So I'm jumping in with some facts, a few opinions, and some action steps that you be taking now.
First we'll look at the consumer/user side of things. Then the organization side. Finally, I'll talk a bit more about what this is and what this isn't.
If you use the Internet and enter any personal or financial information on any website, then you might be effected by this issue. To find out, follow these steps:
- Check with your providers - your bank, your shopping sites - to see if they have fixed the problem (or never had it in the first place). You can check their website or blog for info. Some providers are notifying customers (my bank did that).

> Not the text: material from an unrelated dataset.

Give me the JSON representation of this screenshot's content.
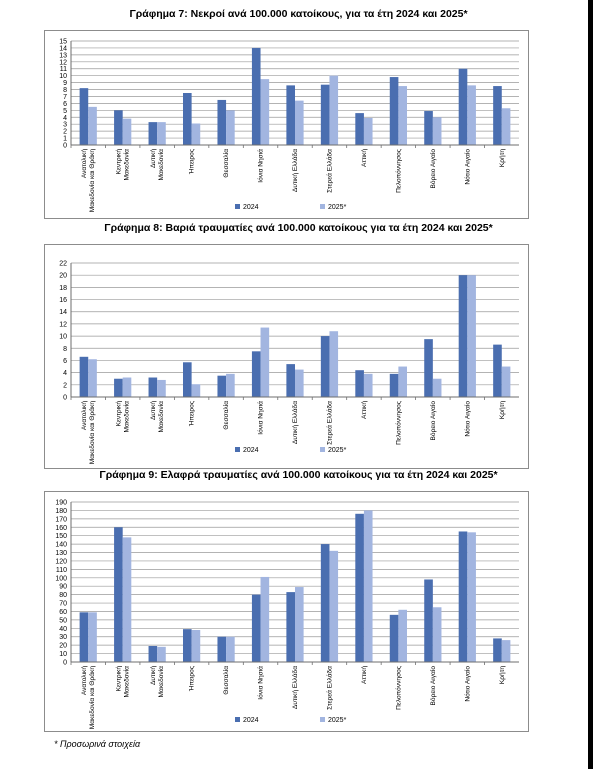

- Test the site to see if it's affected. There are a number of tools available including these:
- LastPass - https://lastpass.com/heartbleed/
- GitHub - http://filippo.io/Heartbleed/
- ssl Labs - https://www.ssllabs.com/ssltest/
Next, if you have responsibility for security or servers at your organization, here's what you need to do:
- Inventory - you need to figure out where all your web servers are or how you are serving web content. There are a number of aspects to consider:
- web servers in your data center - this should be the easiest. Microsoft IIS is typically not effected.

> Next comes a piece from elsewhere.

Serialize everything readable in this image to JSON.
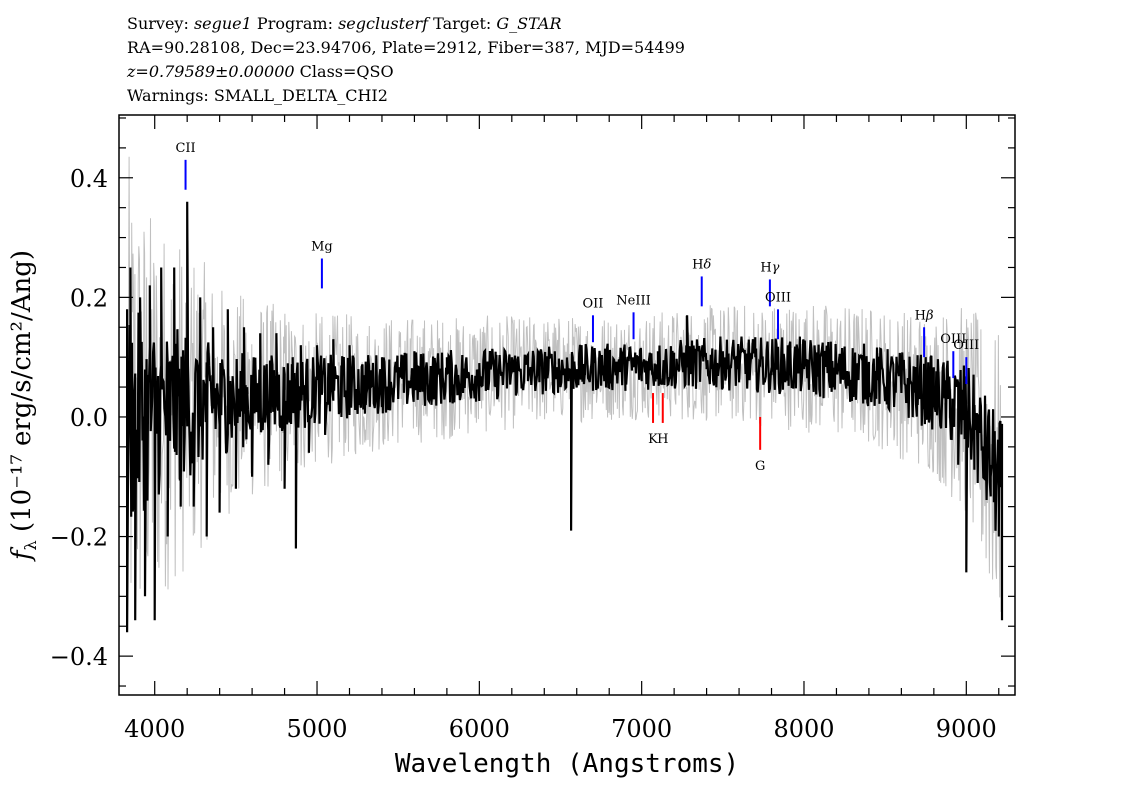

- web servers not in your data center - check under people's desks! This is also a great opportunity to figure out what "other" systems might be serving web content.
- hosted/SaaS solutions - check with your cloud partners for there vulnerabilities - always a good idea!
- other front ends - proxies, ssl-accelerators, ssl vpn's, load balancers, jumpstations
- and don't forget about embedded devices with web administrative interfaces
- upgrade to 1.01g! (or recompile without the heartbeat option)
- revoke your existing certs and keys
- issue new certs and keys
Hopefully are taking care of both your personal account and your company's sites.